Jiaxi ZhaoEline HermansKia SepassiChristophe TistaertChristel A S BergstromMazen AhmadPer Larsson
Published in: Molecular pharmaceutics (2024)
Aqueous solubility is one of the most important physicochemical properties of drug molecules and a major driving force for oral drug absorption. To date, the performance of in silico models for the estimation of solubility for novel chemical space is limited. To investigate possible reasons and remedies for this, the Johnson and Johnson in-house aqueous solubility data with over 40,000 compounds was leveraged. All data were generated through the same high-throughput assay, providing a unique opportunity to explore the relationship between data quality, quantity, and model estimations. Six intrinsic solubility data sets with different sizes and noise levels were generated by making use of three different approaches: (i) inclusion or exclusion of amorphous solid residue, (ii) measured or experimental log  D to identify the intrinsic solubility, and (iii) adopting or omitting a quality check process in the data processing workflow.
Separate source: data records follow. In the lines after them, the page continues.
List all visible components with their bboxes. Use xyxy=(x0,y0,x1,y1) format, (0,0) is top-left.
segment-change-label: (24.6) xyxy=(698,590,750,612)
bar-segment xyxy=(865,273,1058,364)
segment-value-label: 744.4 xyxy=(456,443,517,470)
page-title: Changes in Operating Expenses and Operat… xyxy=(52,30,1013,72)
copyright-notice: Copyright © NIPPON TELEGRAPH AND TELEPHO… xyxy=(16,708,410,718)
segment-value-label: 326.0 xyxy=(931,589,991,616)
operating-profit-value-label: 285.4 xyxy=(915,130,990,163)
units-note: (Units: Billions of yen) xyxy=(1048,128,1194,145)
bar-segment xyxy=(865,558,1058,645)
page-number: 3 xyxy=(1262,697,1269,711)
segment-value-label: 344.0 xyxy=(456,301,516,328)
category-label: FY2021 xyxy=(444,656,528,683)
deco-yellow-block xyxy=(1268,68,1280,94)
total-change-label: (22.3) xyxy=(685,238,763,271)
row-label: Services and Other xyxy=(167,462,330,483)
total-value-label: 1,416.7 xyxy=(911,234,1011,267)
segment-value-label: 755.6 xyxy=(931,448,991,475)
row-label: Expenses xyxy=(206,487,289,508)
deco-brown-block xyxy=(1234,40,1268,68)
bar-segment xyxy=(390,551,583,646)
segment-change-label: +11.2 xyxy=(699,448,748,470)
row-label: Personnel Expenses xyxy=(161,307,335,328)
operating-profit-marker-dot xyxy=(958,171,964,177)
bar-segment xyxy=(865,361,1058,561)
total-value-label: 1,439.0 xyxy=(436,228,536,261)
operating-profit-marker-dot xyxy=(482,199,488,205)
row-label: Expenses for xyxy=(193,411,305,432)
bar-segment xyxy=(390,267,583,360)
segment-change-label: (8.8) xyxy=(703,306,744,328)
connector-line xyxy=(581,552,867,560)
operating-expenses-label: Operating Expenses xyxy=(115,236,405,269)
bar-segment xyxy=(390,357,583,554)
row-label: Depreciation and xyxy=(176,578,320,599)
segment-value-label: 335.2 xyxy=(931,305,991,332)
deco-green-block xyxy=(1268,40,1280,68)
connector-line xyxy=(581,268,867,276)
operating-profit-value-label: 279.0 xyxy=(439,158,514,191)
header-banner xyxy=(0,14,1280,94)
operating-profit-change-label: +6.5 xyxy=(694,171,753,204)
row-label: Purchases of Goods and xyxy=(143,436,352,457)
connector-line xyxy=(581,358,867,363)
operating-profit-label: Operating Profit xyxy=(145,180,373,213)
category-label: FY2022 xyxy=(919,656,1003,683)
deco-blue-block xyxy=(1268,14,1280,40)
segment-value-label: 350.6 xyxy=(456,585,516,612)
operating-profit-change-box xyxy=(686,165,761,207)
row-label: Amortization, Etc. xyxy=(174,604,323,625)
A random forest regressor was trained on the data sets with three different sets of descriptors calculated from RDKit, ADMET predictor, or Mordred, and the performances were evaluated with nested cross-validation as well as ten refined test sets. The models confirm, as expected, that with the same data set size, high-quality data leads to better model performance; however, also, models trained with larger data sets containing analytical variability can give equally accurate estimations compared to models trained with small, clean, and diverse data sets. However, noise introduced by including the presence of amorphous solid postsolubility measurement in the training data set cannot be overcome by increasing data size, as they are introducing a biased systematic positive error in the data set, confirming the importance of critical data review. Finally, two top-performing models were tested on the first test set from the second solubility challenge, achieving RMSE values of 0.74 and 0.72 and log  S ± 0.5 of 46 and 48%, respectively. These results demonstrated improved performance compared to those reported in the findings of the competition, highlighting that a single-source curated data set can enhance the prediction of intrinsic solubility.